Ele fica do lado dos meus livros e sobre eles exerce um tipo de ascendência. É uma pretensiosa chave de interpretação com a megalomania de querer totalizar a língua. Eu tenho que pegá-lo com as duas mãos e o largo na mesa, com um estrondo.

Só que tem palavras que escapam, como aves, dele. Outras que significam o contrário. E umas que vão nascer. “Mil faces secretas sob a face neutra”, como disse o Drummond.

Acho que assim surge a poesia. Lugar que nem me arrisco e já me arrependo de comparar palavra com ave. Só busco a palavra certa e precisa. Tenho medo de virar pichação de muro, post de Instagram ou recitar versos em sarau.

Mas a poesia continua e surge na minha manhã, no café, no futebol e na mulher. Eu fico assombrado. Pega a palavra e transforma, inventa a língua. Meu Houaiss parece pesado e também inútil. Penso em colocá-lo embaixo do monitor.

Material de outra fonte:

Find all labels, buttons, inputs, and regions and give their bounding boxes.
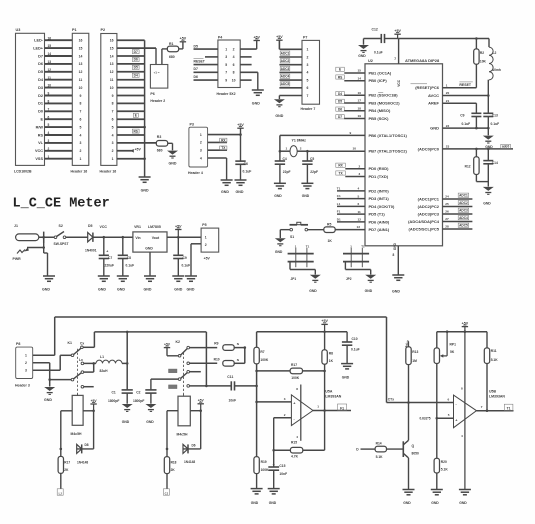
net label T1 wire to U2 pin 4 xyxy=(337,190,365,192)
svg-text:+5V: +5V xyxy=(204,256,211,260)
svg-text:10K: 10K xyxy=(480,60,487,64)
wire P4 pin7 with net label D7 xyxy=(194,71,218,73)
svg-text:PD0 (RXD): PD0 (RXD) xyxy=(369,166,390,171)
svg-text:GND: GND xyxy=(122,420,130,424)
capacitor C7 220uF xyxy=(103,237,105,255)
wire C12 to +5V node xyxy=(385,38,399,40)
wire K2 pole2 stub xyxy=(190,371,201,373)
capacitor C5 22pF xyxy=(306,151,308,161)
svg-text:D6: D6 xyxy=(134,58,138,62)
svg-text:PD4 (XCK/T0): PD4 (XCK/T0) xyxy=(369,204,395,209)
power +5V at U5A rail xyxy=(321,323,327,325)
svg-text:100K: 100K xyxy=(291,376,300,380)
svg-text:PB4 (MISO): PB4 (MISO) xyxy=(369,108,391,113)
svg-text:GND: GND xyxy=(269,501,277,505)
svg-text:LM393AN: LM393AN xyxy=(325,394,341,398)
svg-text:6: 6 xyxy=(233,63,235,67)
svg-text:6: 6 xyxy=(358,202,360,206)
svg-text:+5V: +5V xyxy=(321,319,328,323)
wire K1 NC stub xyxy=(84,386,94,388)
svg-text:D5: D5 xyxy=(338,100,342,104)
svg-text:ADC5: ADC5 xyxy=(281,82,290,86)
svg-text:GND: GND xyxy=(275,250,283,254)
svg-text:C7: C7 xyxy=(108,256,112,260)
svg-text:F1: F1 xyxy=(337,210,341,214)
svg-text:VL: VL xyxy=(38,141,44,145)
ground at P4 xyxy=(252,90,264,95)
svg-text:9: 9 xyxy=(350,131,352,135)
svg-text:22pF: 22pF xyxy=(283,170,291,174)
diode D5 1N4001 xyxy=(88,233,93,242)
svg-text:ADC3: ADC3 xyxy=(459,209,468,213)
junction R2 top xyxy=(475,37,478,40)
svg-text:28: 28 xyxy=(445,225,449,229)
junction P2 pin5 xyxy=(143,126,146,129)
wire K1 pole2 throw xyxy=(84,371,94,373)
svg-text:16: 16 xyxy=(79,39,83,43)
ground at U5B xyxy=(459,490,471,495)
svg-text:5: 5 xyxy=(448,413,450,417)
svg-text:PD7 (AIN1): PD7 (AIN1) xyxy=(369,227,390,232)
wire P4 pin1 with net label D5 xyxy=(194,48,218,50)
svg-text:17: 17 xyxy=(358,99,362,103)
svg-text:4: 4 xyxy=(80,133,82,137)
svg-text:R7: R7 xyxy=(260,350,264,354)
wire U2 pin22 GND xyxy=(443,127,489,129)
svg-text:ADC4: ADC4 xyxy=(459,216,468,220)
svg-text:11: 11 xyxy=(110,78,114,82)
power +5V at K2 pole1 xyxy=(164,347,170,349)
svg-text:U5B: U5B xyxy=(489,390,496,394)
svg-text:0.1uF: 0.1uF xyxy=(351,347,360,351)
svg-text:PD5 (T1): PD5 (T1) xyxy=(369,212,386,217)
svg-text:M4c5H: M4c5H xyxy=(177,432,188,436)
svg-text:adc0: adc0 xyxy=(502,145,509,149)
transistor Q 8050 xyxy=(402,441,404,457)
svg-text:VR1: VR1 xyxy=(134,225,141,229)
svg-text:Header 4: Header 4 xyxy=(188,171,203,175)
svg-text:Header 7: Header 7 xyxy=(301,107,316,111)
svg-text:D7: D7 xyxy=(338,115,342,119)
svg-text:D5: D5 xyxy=(38,70,43,74)
svg-text:8: 8 xyxy=(233,71,235,75)
svg-text:K1: K1 xyxy=(68,341,73,345)
svg-text:100K: 100K xyxy=(261,468,270,472)
wire U2 pin21 AREF xyxy=(443,102,477,104)
svg-text:2: 2 xyxy=(48,147,50,151)
junction adc0 R12 xyxy=(475,148,478,151)
svg-text:5K: 5K xyxy=(450,350,455,354)
svg-text:D0: D0 xyxy=(38,110,43,114)
ADC header P7 xyxy=(302,40,320,104)
svg-text:10mh: 10mh xyxy=(492,68,501,72)
svg-text:+5V: +5V xyxy=(164,342,171,346)
svg-text:E: E xyxy=(135,114,137,118)
wire D5 to VR1 Vin xyxy=(93,236,133,238)
svg-text:C9: C9 xyxy=(183,256,187,260)
junction C13 bottom xyxy=(487,127,490,130)
junction Lx xyxy=(92,362,95,365)
svg-text:R14: R14 xyxy=(376,442,382,446)
svg-text:GND: GND xyxy=(459,501,467,505)
svg-text:T1: T1 xyxy=(361,244,365,248)
resistor R17 xyxy=(58,456,63,473)
resistor R10 xyxy=(223,361,234,367)
svg-text:1: 1 xyxy=(25,354,27,358)
svg-text:10nF: 10nF xyxy=(229,398,237,402)
svg-text:JP1: JP1 xyxy=(291,277,297,281)
svg-text:2: 2 xyxy=(359,164,361,168)
wire P4 pin4 stub xyxy=(240,56,251,58)
wire K1 coil right pin to +5V and D8 xyxy=(83,410,94,412)
potentiometer RP1 5K xyxy=(436,332,438,348)
wire P6 pin2 up xyxy=(161,49,163,65)
svg-text:0.1uF: 0.1uF xyxy=(126,264,135,268)
wire K2 throw1 to R9 xyxy=(190,347,218,349)
wire R1 to +5V xyxy=(179,48,183,50)
resistor R19 100K xyxy=(254,457,259,474)
power +5V at P7 xyxy=(276,39,282,41)
svg-text:Header 16: Header 16 xyxy=(100,169,117,173)
svg-text:2: 2 xyxy=(80,149,82,153)
svg-text:5.1K: 5.1K xyxy=(491,358,499,362)
svg-text:VCC: VCC xyxy=(35,149,43,153)
svg-text:LM393AN: LM393AN xyxy=(489,395,505,399)
svg-text:12: 12 xyxy=(48,68,52,72)
svg-text:4: 4 xyxy=(48,131,50,135)
svg-text:5: 5 xyxy=(48,123,50,127)
relay K2 coil xyxy=(178,396,190,426)
wire P6 pin1 to P2 pin15 xyxy=(155,48,157,64)
svg-text:R1: R1 xyxy=(169,42,174,46)
svg-text:PB1 (OC1A): PB1 (OC1A) xyxy=(369,70,392,75)
switch S2 SW-SPST xyxy=(54,236,57,239)
RP1 bottom to divider node xyxy=(436,364,438,459)
tiny net label at R17 xyxy=(57,489,63,495)
svg-text:19: 19 xyxy=(358,114,362,118)
svg-text:T1: T1 xyxy=(306,244,310,248)
svg-text:J1: J1 xyxy=(14,224,18,228)
wire K2 pole2 common to C2 xyxy=(151,378,178,380)
svg-text:1: 1 xyxy=(112,157,114,161)
wire P4 pin9 with net label D6 xyxy=(194,79,218,81)
svg-text:D5: D5 xyxy=(134,66,138,70)
wire P4 pin8 to ground xyxy=(240,71,258,73)
svg-text:6: 6 xyxy=(307,86,309,90)
svg-text:C1: C1 xyxy=(337,194,341,198)
svg-text:PB7 (XTAL2/TOSC2): PB7 (XTAL2/TOSC2) xyxy=(369,148,408,153)
svg-text:4: 4 xyxy=(461,434,463,438)
wire Cx contact to rail xyxy=(83,346,94,348)
svg-text:5.1K: 5.1K xyxy=(376,455,384,459)
U2 left pin name labels xyxy=(369,70,408,232)
svg-text:6: 6 xyxy=(112,118,114,122)
net label D1 wire to U2 pin 12 xyxy=(337,221,365,223)
wire L2 to AVCC node xyxy=(487,80,489,114)
svg-text:8: 8 xyxy=(296,387,298,391)
svg-text:GND: GND xyxy=(221,190,229,194)
svg-text:D6: D6 xyxy=(38,62,43,66)
svg-text:680: 680 xyxy=(157,149,163,153)
K2 actuator dashed line xyxy=(183,353,185,396)
wire to PB5 xyxy=(344,118,365,120)
svg-text:GND: GND xyxy=(483,202,491,206)
vertical wire C1 node xyxy=(126,332,128,390)
capacitor C4 22pF xyxy=(279,151,281,161)
svg-text:13: 13 xyxy=(48,60,52,64)
svg-text:8: 8 xyxy=(80,102,82,106)
svg-text:9: 9 xyxy=(225,78,227,82)
boxed net label E at PB1 xyxy=(336,67,345,71)
ground at C2 xyxy=(145,404,156,411)
svg-text:C10: C10 xyxy=(352,337,358,341)
svg-text:9: 9 xyxy=(48,92,50,96)
svg-text:GND: GND xyxy=(44,398,52,402)
svg-text:GND: GND xyxy=(117,288,125,292)
svg-text:7: 7 xyxy=(112,110,114,114)
wire P4 pin2 to +5V xyxy=(240,48,257,50)
wire P3 pin1 to +5V node xyxy=(208,134,241,136)
svg-text:1: 1 xyxy=(286,146,288,150)
boxed net label D6 at PB4 xyxy=(336,107,345,111)
svg-text:R11: R11 xyxy=(491,349,497,353)
svg-text:GND: GND xyxy=(145,247,153,251)
svg-text:2: 2 xyxy=(25,361,27,365)
wire R9 to junction xyxy=(234,347,245,349)
svg-text:7: 7 xyxy=(394,57,396,61)
svg-text:PB3 (MOSI/OC2): PB3 (MOSI/OC2) xyxy=(369,100,401,105)
capacitor C14 xyxy=(487,149,489,161)
K1 actuator dashed line xyxy=(76,349,78,396)
svg-text:D7: D7 xyxy=(194,67,198,71)
svg-text:23: 23 xyxy=(446,145,450,149)
U2 ADC pin wires with labels xyxy=(443,198,473,200)
svg-text:Header 16: Header 16 xyxy=(71,169,88,173)
svg-text:2K: 2K xyxy=(64,468,69,472)
wire K2 NC2 to C11 node xyxy=(190,385,207,387)
svg-text:GND: GND xyxy=(252,101,260,105)
svg-text:PD1 (TXD): PD1 (TXD) xyxy=(369,174,389,179)
wire R5 to U2 PD7 pin 13 xyxy=(335,229,365,231)
jumper JP1 xyxy=(288,254,314,262)
resistor R12 xyxy=(475,149,477,157)
wire P3 pin2 with net label RX xyxy=(208,141,227,143)
svg-text:P4: P4 xyxy=(218,35,222,39)
svg-text:(ADC1)PC1: (ADC1)PC1 xyxy=(418,196,440,201)
junction P2 pin1 xyxy=(143,157,146,160)
LCD module U3 xyxy=(16,33,45,165)
svg-text:25: 25 xyxy=(445,202,449,206)
ground at C9a xyxy=(172,276,184,281)
svg-text:4.7K: 4.7K xyxy=(291,454,299,458)
svg-text:2: 2 xyxy=(200,141,202,145)
svg-text:9: 9 xyxy=(112,94,114,98)
resistor R7 100K xyxy=(256,332,258,348)
header P1 xyxy=(72,33,89,165)
wire K2 coil right pin to +5V and D6 xyxy=(190,410,200,412)
svg-text:(RESET)PC6: (RESET)PC6 xyxy=(415,85,440,90)
K2 chinese label calibrate xyxy=(169,385,178,389)
svg-text:Vin: Vin xyxy=(135,236,140,240)
svg-text:0.632*5: 0.632*5 xyxy=(420,417,431,421)
svg-text:ADC3: ADC3 xyxy=(281,67,290,71)
svg-text:P8: P8 xyxy=(16,342,20,346)
junction +5V node xyxy=(177,236,180,239)
net label C1 wire to U2 pin 5 xyxy=(337,198,365,200)
ground at P8 xyxy=(44,387,55,394)
svg-text:+5V: +5V xyxy=(198,399,205,403)
junction adc0 C14 xyxy=(487,148,490,151)
wire noninverting input pin3 xyxy=(257,401,292,403)
capacitor C9 0.1uF xyxy=(471,112,481,114)
resistor R5 xyxy=(324,227,335,233)
svg-text:PB5 (SCK): PB5 (SCK) xyxy=(369,116,390,121)
svg-text:22: 22 xyxy=(446,124,450,128)
ground at C1 xyxy=(122,404,133,411)
ground at Q xyxy=(403,490,415,495)
power +5V at R1 xyxy=(180,41,186,43)
svg-text:8: 8 xyxy=(48,100,50,104)
RP1 wiper wire xyxy=(440,354,444,357)
svg-text:16: 16 xyxy=(358,91,362,95)
svg-text:D4: D4 xyxy=(134,74,138,78)
svg-text:S1: S1 xyxy=(290,235,294,239)
svg-text:2: 2 xyxy=(205,243,207,247)
svg-text:ADC5: ADC5 xyxy=(459,224,468,228)
svg-text:3: 3 xyxy=(80,141,82,145)
svg-text:8: 8 xyxy=(461,387,463,391)
svg-text:(ADC3)PC3: (ADC3)PC3 xyxy=(418,211,440,216)
svg-text:3: 3 xyxy=(284,397,286,401)
svg-text:0.1uF: 0.1uF xyxy=(491,122,500,126)
svg-text:U3: U3 xyxy=(16,28,21,32)
wire +5V to P7 pin1 xyxy=(278,40,280,49)
resistor R1 xyxy=(167,46,178,52)
svg-text:1: 1 xyxy=(200,133,202,137)
U5A output wire with label F1 xyxy=(313,410,351,412)
wire to PD1 xyxy=(345,175,365,177)
capacitor C2 1800pF xyxy=(145,389,156,391)
svg-text:PD3 (INT1): PD3 (INT1) xyxy=(369,196,390,201)
svg-text:T1: T1 xyxy=(507,407,511,411)
U2 GND pin 8 wire xyxy=(397,246,399,275)
ground bus GND xyxy=(139,177,151,182)
wire JP2 to ground xyxy=(344,262,346,270)
svg-text:GND: GND xyxy=(174,288,182,292)
power +5V at P3 xyxy=(237,127,243,129)
svg-text:LED+: LED+ xyxy=(33,46,44,50)
svg-text:D5: D5 xyxy=(194,45,198,49)
jumper JP2 xyxy=(343,254,369,262)
svg-text:9: 9 xyxy=(80,94,82,98)
svg-text:P6: P6 xyxy=(150,92,154,96)
svg-text:5: 5 xyxy=(307,78,309,82)
svg-text:D3: D3 xyxy=(38,86,43,90)
svg-text:K2: K2 xyxy=(176,340,181,344)
svg-text:C8: C8 xyxy=(127,256,131,260)
resistor R9 xyxy=(223,345,234,351)
jack switch contact xyxy=(17,250,25,254)
svg-text:GND: GND xyxy=(42,288,50,292)
ground at VR1 xyxy=(144,276,156,281)
ground at C4 xyxy=(274,183,286,188)
microcontroller U2 box xyxy=(365,64,443,246)
svg-text:PD2 (INT0): PD2 (INT0) xyxy=(369,188,390,193)
wire K2 NC1 to R10 xyxy=(190,362,218,364)
svg-text:GND: GND xyxy=(342,376,350,380)
svg-text:R5: R5 xyxy=(327,222,331,226)
junction crystal pin1 xyxy=(279,150,282,153)
wire P5 pin2 to ground xyxy=(191,243,201,245)
resistor R18 xyxy=(164,457,169,474)
svg-text:5.1K: 5.1K xyxy=(441,467,449,471)
svg-text:C5: C5 xyxy=(310,157,314,161)
svg-text:R8: R8 xyxy=(329,351,333,355)
+5V rail above U5A xyxy=(257,331,348,333)
svg-text:16: 16 xyxy=(110,39,114,43)
svg-text:GND: GND xyxy=(403,501,411,505)
wire U2 pin1 RESET xyxy=(443,87,477,89)
ground at P3 pin4 xyxy=(221,180,233,185)
+5V rail above U5B xyxy=(437,331,487,333)
svg-text:5: 5 xyxy=(225,63,227,67)
net label F1 wire to U2 pin 11 xyxy=(337,213,365,215)
wire +5V to U2 pin7 xyxy=(398,39,400,64)
svg-text:Q: Q xyxy=(412,444,415,448)
svg-text:5: 5 xyxy=(358,194,360,198)
svg-text:M4c5H: M4c5H xyxy=(71,432,82,436)
wire P7 pin5 with net label ADC4 xyxy=(279,79,302,81)
ground at C7 xyxy=(98,276,110,281)
svg-text:D6: D6 xyxy=(338,107,342,111)
svg-text:7: 7 xyxy=(307,94,309,98)
capacitor C9a 0.1uF xyxy=(177,237,179,255)
svg-text:8: 8 xyxy=(393,253,395,257)
ground at C13 xyxy=(483,136,494,143)
svg-text:CJ: CJ xyxy=(165,491,169,495)
inductor L2 10mh xyxy=(488,39,490,48)
svg-text:R13: R13 xyxy=(412,350,418,354)
svg-text:18: 18 xyxy=(358,106,362,110)
wire P8 pin3 to K1 pole1 xyxy=(33,369,61,371)
svg-text:15: 15 xyxy=(48,44,52,48)
wire to PB4 xyxy=(344,110,365,112)
svg-text:L1: L1 xyxy=(100,355,104,359)
wire P4 pin3 xyxy=(205,56,218,58)
ground at C15 xyxy=(268,489,280,494)
net label L1 wire to U2 pin 6 xyxy=(337,205,365,207)
svg-text:4: 4 xyxy=(358,187,360,191)
svg-text:+5V: +5V xyxy=(462,321,469,325)
svg-text:R9: R9 xyxy=(214,342,218,346)
wire P4 pin6 stub xyxy=(240,64,251,66)
resistor R14 5.1K xyxy=(375,446,386,452)
svg-text:GND: GND xyxy=(430,126,439,131)
svg-text:CTx: CTx xyxy=(388,397,394,401)
svg-text:10: 10 xyxy=(353,147,357,151)
wire crystal to PB6 xyxy=(280,134,365,136)
svg-text:L_C_CE Meter: L_C_CE Meter xyxy=(13,197,110,212)
svg-text:1M: 1M xyxy=(412,359,417,363)
inverting node vertical xyxy=(273,418,275,467)
svg-text:GND: GND xyxy=(98,288,106,292)
svg-text:PD6 (AIN0): PD6 (AIN0) xyxy=(369,219,390,224)
wire S2 to D5 xyxy=(66,236,88,238)
svg-text:C15: C15 xyxy=(279,464,285,468)
svg-text:VCC: VCC xyxy=(100,225,108,229)
resistor R20 5.1K xyxy=(434,458,439,473)
ground at R19 xyxy=(251,489,263,494)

Livre e anárquica, dispensa até a escrita. Minha avó foi poeta e nem sabe, por exemplo.

Na casa de praia em Coroados eu, piá, estava sentado no muro baixo. Na rua de areia acontecia um evento inédito. Dois moleques de rua em um violento entrevero. A areia se desprendia do chão e envolvia os combatentes. Vi a mesma cena em um filme do Charles Bronson depois. Coroados foi uma cidade do Oeste americano.

Ofensas desconhecidas, golpes inesperados, suor e sangue. Não sabia o motivo e nem me importava. Eles se jogaram na grama mais pra frente e eu me levantei do assento, como se tivesse pagado ingresso. Comecei a sorrir, completamente entretido.

Daí chega minha avó já com o braço enrolado no meus ombros, me retirando do espetáculo. Não sem antes poetizar:

- Que que você tá URUBUSERVANDO aí, menino?

Eu não estava olhando, nem só observando, palavras do Houaiss que não me auxiliariam. Eu era um animal à espreita e sedento por carniça. Minha larga manga da camisa do Athletico projetava uma sombra negra ali.

Mas aquilo exigia a sensibilidade e a inventividade que só minha avó teve. Ela extraiu o sentido exato e abriu mais possibilidades, a um só tempo.

Poesia é um terreno perigoso. Deixo pra minha avó.